Researchers in the United Kingdom have found that there appear to be five distinct types of prostate cancer and a way to distinguish between them. This information may help in treating prostate cancer by identifying which cancers are more likely to grow aggressively and which will not.
By looking for abnormal chromosomes and measuring the activity of 100 different genes linked to prostate cancer, the researchers were able to group the tumors into five distinct types. Each type has a characteristic genetic fingerprint.
This analysis was able to identify which cancers were likely to grow more rapidly and was better at making this distinction than tests that are currently used. However, these findings will need to be confirmed in clinical trials with larger groups of men.
"The next step is to confirm these results in bigger studies and drill down into the molecular 'nuts and bolts' of each specific prostate cancer type.
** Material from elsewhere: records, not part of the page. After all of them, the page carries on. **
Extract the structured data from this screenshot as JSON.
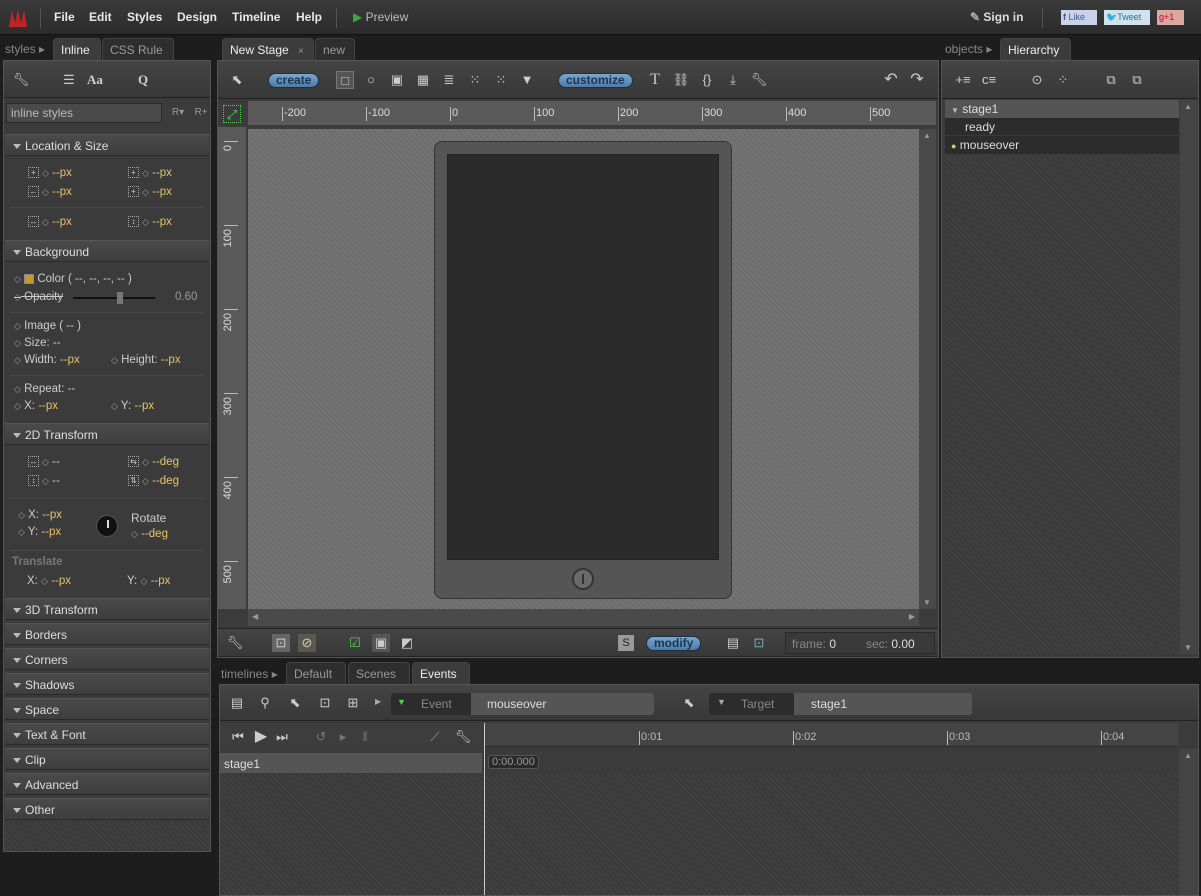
{
  "topbar": {
    "menus": [
      "File",
      "Edit",
      "Styles",
      "Design",
      "Timeline",
      "Help"
    ],
    "preview": "Preview",
    "sign_in": "Sign in",
    "like": "Like",
    "tweet": "Tweet",
    "plus_one": "+1"
  },
  "styles_panel": {
    "crumb": "styles",
    "tabs": [
      "Inline",
      "CSS Rule"
    ],
    "search_value": "inline styles",
    "sections": {
      "location": "Location & Size",
      "background": "Background",
      "transform2d": "2D Transform",
      "collapsed": [
        "3D Transform",
        "Borders",
        "Corners",
        "Shadows",
        "Space",
        "Text & Font",
        "Clip",
        "Advanced",
        "Other"
      ]
    },
    "px": "--px",
    "dash": "--",
    "deg": "--deg",
    "color": "Color ( --, --, --, -- )",
    "opacity_label": "Opacity",
    "opacity_value": "0.60",
    "opacity": 0.6,
    "image": "Image ( -- )",
    "size": "Size: --",
    "width": "Width: ",
    "height": "Height: ",
    "repeat": "Repeat: --",
    "x": "X: ",
    "y": "Y: ",
    "rotate": "Rotate",
    "translate": "Translate"
  },
  "stage": {
    "tabs": [
      "New Stage",
      "new"
    ],
    "create": "create",
    "customize": "customize",
    "modify": "modify",
    "s_label": "S",
    "frame_label": "frame:",
    "frame": "0",
    "sec_label": "sec:",
    "sec": "0.00",
    "h_ruler": [
      "-200",
      "-100",
      "0",
      "100",
      "200",
      "300",
      "400",
      "500"
    ],
    "v_ruler": [
      "0",
      "100",
      "200",
      "300",
      "400",
      "500"
    ]
  },
  "objects_panel": {
    "crumb": "objects",
    "tab": "Hierarchy",
    "tree": [
      {
        "label": "stage1",
        "level": 0
      },
      {
        "label": "ready",
        "level": 1
      },
      {
        "label": "mouseover",
        "level": 1,
        "active": true
      }
    ]
  },
  "timelines": {
    "crumb": "timelines",
    "tabs": [
      "Default",
      "Scenes",
      "Events"
    ],
    "event_label": "Event",
    "event_value": "mouseover",
    "target_label": "Target",
    "target_value": "stage1",
    "ticks": [
      "0:01",
      "0:02",
      "0:03",
      "0:04"
    ],
    "layer": "stage1",
    "time": "0:00.000"
  },
  "colors": {
    "accent": "#e6c36a",
    "pill": "#5d8ab5"
  }
}
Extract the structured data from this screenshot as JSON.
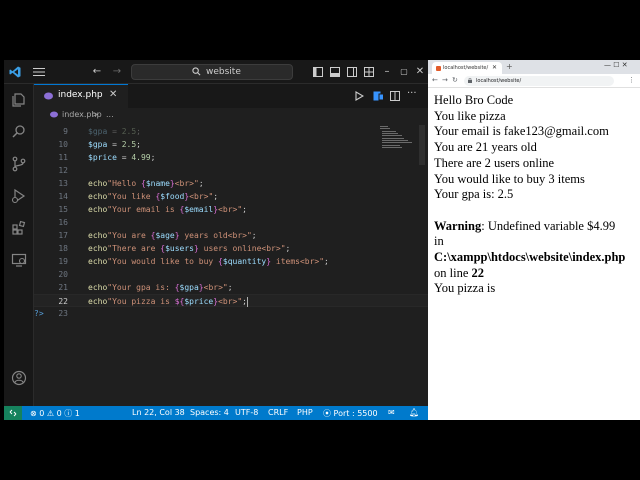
{
  "vscode": {
    "search_text": "website",
    "tab_label": "index.php",
    "tab_close": "✕",
    "breadcrumb": {
      "file": "index.php",
      "sep": ">",
      "rest": "..."
    },
    "status": {
      "errors": "0",
      "warnings": "0",
      "info": "1",
      "position": "Ln 22, Col 38",
      "spaces": "Spaces: 4",
      "encoding": "UTF-8",
      "eol": "CRLF",
      "language": "PHP",
      "port": "Port : 5500"
    },
    "code": [
      {
        "n": "9",
        "t": "$gpa = 2.5;"
      },
      {
        "n": "10",
        "t": "$gpa = 2.5;"
      },
      {
        "n": "11",
        "t": "$price = 4.99;"
      },
      {
        "n": "12",
        "t": ""
      },
      {
        "n": "13",
        "t": "echo\"Hello {$name}<br>\";"
      },
      {
        "n": "14",
        "t": "echo\"You like {$food}<br>\";"
      },
      {
        "n": "15",
        "t": "echo\"Your email is {$email}<br>\";"
      },
      {
        "n": "16",
        "t": ""
      },
      {
        "n": "17",
        "t": "echo\"You are {$age} years old<br>\";"
      },
      {
        "n": "18",
        "t": "echo\"There are {$users} users online<br>\";"
      },
      {
        "n": "19",
        "t": "echo\"You would like to buy {$quantity} items<br>\";"
      },
      {
        "n": "20",
        "t": ""
      },
      {
        "n": "21",
        "t": "echo\"Your gpa is: {$gpa}<br>\";"
      },
      {
        "n": "22",
        "t": "echo\"You pizza is ${$price}<br>\";"
      },
      {
        "n": "23",
        "t": "?>"
      }
    ]
  },
  "browser": {
    "tab_title": "localhost/website/",
    "new_tab": "+",
    "url": "localhost/website/",
    "window_controls": "—  ☐  ✕",
    "output": {
      "line1": "Hello Bro Code",
      "line2": "You like pizza",
      "line3": "Your email is fake123@gmail.com",
      "line4": "You are 21 years old",
      "line5": "There are 2 users online",
      "line6": "You would like to buy 3 items",
      "line7": "Your gpa is: 2.5",
      "warning_label": "Warning",
      "warning_text": ": Undefined variable $4.99",
      "in_text": "in",
      "path": "C:\\xampp\\htdocs\\website\\index.php",
      "on_line_text": "on line ",
      "line_number": "22",
      "last_line": "You pizza is"
    }
  },
  "colors": {
    "vscode_bg": "#1f1f1f",
    "statusbar": "#007acc",
    "keyword": "#dcdcaa",
    "string": "#ce9178",
    "variable": "#9cdcfe"
  }
}
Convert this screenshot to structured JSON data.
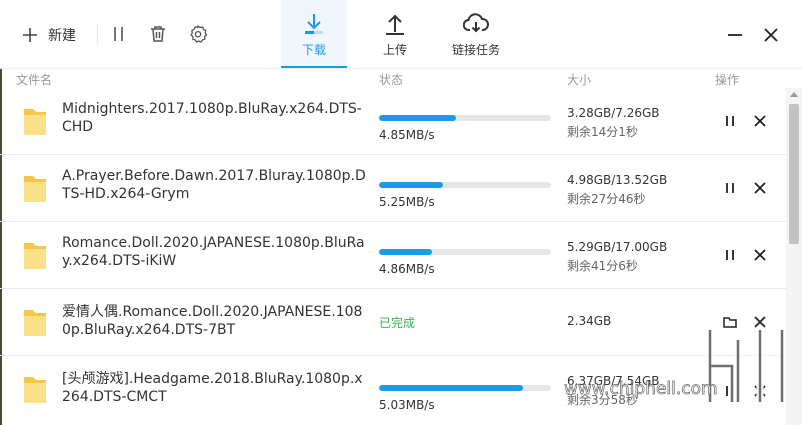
{
  "toolbar": {
    "new_label": "新建",
    "pause_icon": "pause-all-icon",
    "delete_icon": "trash-icon",
    "settings_icon": "gear-icon"
  },
  "tabs": [
    {
      "label": "下载",
      "icon": "download-icon",
      "active": true
    },
    {
      "label": "上传",
      "icon": "upload-icon",
      "active": false
    },
    {
      "label": "链接任务",
      "icon": "cloud-download-icon",
      "active": false
    }
  ],
  "columns": {
    "name": "文件名",
    "status": "状态",
    "size": "大小",
    "action": "操作"
  },
  "rows": [
    {
      "name": "Midnighters.2017.1080p.BluRay.x264.DTS-CHD",
      "speed": "4.85MB/s",
      "progress": 0.45,
      "size": "3.28GB/7.26GB",
      "remaining": "剩余14分1秒"
    },
    {
      "name": "A.Prayer.Before.Dawn.2017.Bluray.1080p.DTS-HD.x264-Grym",
      "speed": "5.25MB/s",
      "progress": 0.37,
      "size": "4.98GB/13.52GB",
      "remaining": "剩余27分46秒"
    },
    {
      "name": "Romance.Doll.2020.JAPANESE.1080p.BluRay.x264.DTS-iKiW",
      "speed": "4.86MB/s",
      "progress": 0.31,
      "size": "5.29GB/17.00GB",
      "remaining": "剩余41分6秒"
    },
    {
      "name": "爱情人偶.Romance.Doll.2020.JAPANESE.1080p.BluRay.x264.DTS-7BT",
      "status": "已完成",
      "size": "2.34GB"
    },
    {
      "name": "[头颅游戏].Headgame.2018.BluRay.1080p.x264.DTS-CMCT",
      "speed": "5.03MB/s",
      "progress": 0.84,
      "size": "6.37GB/7.54GB",
      "remaining": "剩余3分58秒"
    }
  ],
  "watermark": "www.chiphell.com",
  "colors": {
    "accent": "#1a9be8",
    "done": "#3fae5c",
    "folder": "#f5c64a"
  }
}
By carrying out more research into how the different diseases behave we might be able to develop more effective ways to treat prostate cancer patients in the future, saving more lives," said Dr Alastair Lamb, of the Cancer Research UK Cambridge Institute and lead author on the study.
If the results hold up in larger clinical trials, it would help physicians choose more appropriate treatments for men with aggressive cancers or less aggressive cancers. Choosing the right treatment for the right type of prostate cancer could mean more years of life and a better quality of life.
In the UK, prostate cancer is the most common cancer among men. Prostate cancer is the second most common cancer in American men, second only to skin cancer, according to the American Cancer Society. About 1 man in 7 is diagnosed with prostate cancer during his lifetime, according to the society.
The study was published in the journal EBioMedicine.